"out of memory" when in eval() mode
ahmed-shariff opened this issue · 1 comments
ahmed-shariff commented
I am using the model to test it on some of my own images, I am trying to use the model by importing it as a module. When I set the model to eval
mode, I get the following:
THCudaCheck FAIL file=/home/amsha/builds/pytorch/aten/src/THC/generic/THCStorage.cu line=58 error=2 : out of memory
Traceback (most recent call last):
File "pipeline.py", line 601, in <module>
main(parser.parse_args())
File "pipeline.py", line 594, in main
_main()
File "pipeline.py", line 141, in _main
train_output = current_model.train_model(dataloader.get_train_input_fn(), classification_steps)
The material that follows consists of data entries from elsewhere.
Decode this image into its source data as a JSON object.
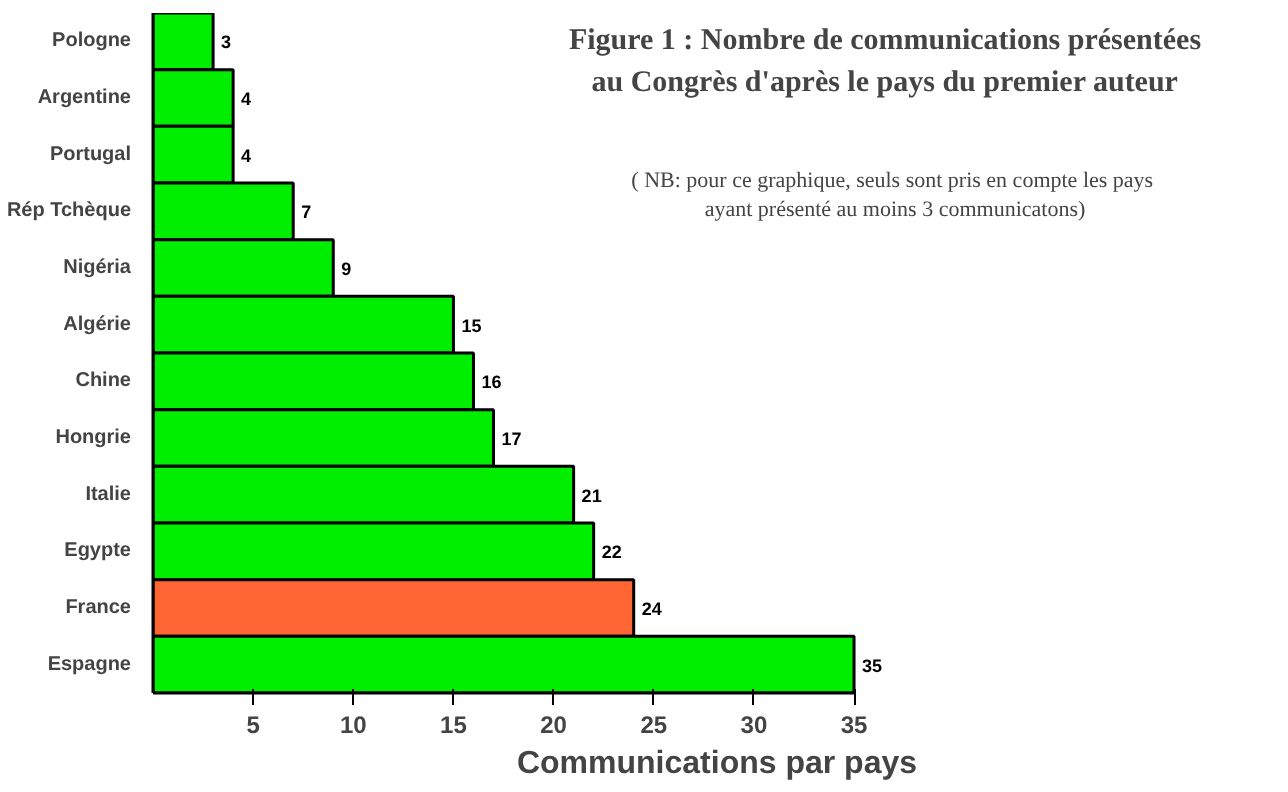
{
  "chart_data": {
    "type": "bar",
    "orientation": "horizontal",
    "title": "Figure 1 : Nombre de communications présentées\nau Congrès d'après le pays du premier auteur",
    "annotations": [
      "( NB:  pour ce graphique, seuls sont pris en compte les pays\nayant présenté au moins 3 communicatons)"
    ],
    "xlabel": "Communications par pays",
    "categories": [
      "Pologne",
      "Argentine",
      "Portugal",
      "Rép Tchèque",
      "Nigéria",
      "Algérie",
      "Chine",
      "Hongrie",
      "Italie",
      "Egypte",
      "France",
      "Espagne"
    ],
    "values": [
      3,
      4,
      4,
      7,
      9,
      15,
      16,
      17,
      21,
      22,
      24,
      35
    ],
    "colors": [
      "#00ee00",
      "#00ee00",
      "#00ee00",
      "#00ee00",
      "#00ee00",
      "#00ee00",
      "#00ee00",
      "#00ee00",
      "#00ee00",
      "#00ee00",
      "#ff6633",
      "#00ee00"
    ],
    "xlim": [
      0,
      35
    ],
    "xticks": [
      5,
      10,
      15,
      20,
      25,
      30,
      35
    ],
    "data_labels": true,
    "grid": false
  }
}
File "/home/amsha/Research/FoodClassification/models/models_fasterrcnn.py", line 288, in train_model
rois_label = self.model(input_var, iinfo_var, gtbox_var, nmbox_var)
File "/home/amsha/virtualenv/torch-master-13022018/lib/python3.6/site-packages/torch/nn/modules/module.py", line 357, in __call__
result = self.forward(*input, **kwargs)
File "/home/amsha/Research/faster-rcnn.pytorch/lib/model/faster_rcnn/faster_rcnn.py", line 77, in forward
pooled_feat = self.RCNN_roi_crop(base_feat, Variable(grid_yx).detach())
File "/home/amsha/virtualenv/torch-master-13022018/lib/python3.6/site-packages/torch/nn/modules/module.py", line 357, in __call__
result = self.forward(*input, **kwargs)
File "/home/amsha/Research/faster-rcnn.pytorch/lib/model/roi_crop/modules/roi_crop.py", line 8, in forward
return RoICropFunction()(input1, input2)
File "/home/amsha/Research/faster-rcnn.pytorch/lib/model/roi_crop/functions/roi_crop.py", line 11, in forward
output = input2.new(input2.size()[0], input1.size()[1], input2.size()[1], input2.size()[2]).zero_()
RuntimeError: cuda runtime error (2) : out of memory at /home/amsha/builds/pytorch/aten/src/THC/generic/THCStorage.cu:58
The code block where this originates:
self.model = resnet([0,1], 50)
self.model.create_architecture()
...
# When I use model.train(False) or model.eval(), I get the the above error.
# The problem doesn't happen when the following is model.train()
self.model.train(False)
for root_dir, dirs, files in os.walk("../Datasets/captured/processed_v2/"):
for f in files:
img = io.imread(os.path.join(root_dir, f))
i = [torchvision.transforms.ToTensor()(img).unsqueeze(0), None ,torch.Tensor(0), torch.Tensor(img.shape[:2]).unsqueeze(0), torch.Tensor([[[1,2,3,4,1]]])]
if self.use_cuda:
i = [i_.cuda() if i_ is not None else i_ for i_ in i ]
input_var = torch.autograd.Variable(i[0].float())
nmbox_var = torch.autograd.Variable(i[2])
iinfo_var = torch.autograd.Variable(i[3])
gtbox_var = torch.autograd.Variable(i[4])
rois, cls_prob, bbox_pred, \
rpn_loss_cls, rpn_loss_bbox, \
RCNN_loss_cls, RCNN_loss_bbox, \
rois_label = self.model(input_var, iinfo_var, gtbox_var, nmbox_var)
print(rpn_loss_cls, rpn_loss_bbox, \
RCNN_loss_cls, RCNN_loss_bbox,)
continue
I am using the resnet50 in the model.
pytorch version: '0.4.0a0+b608ea9'
faster-rcnn_pytorch from: 28ee76d6ae868ca43c4e38bedbafd82d919f601a
GPU: GTX 1050
ahmed-shariff commented
This is embarrassing! This is the wrong repo. So sorry mate!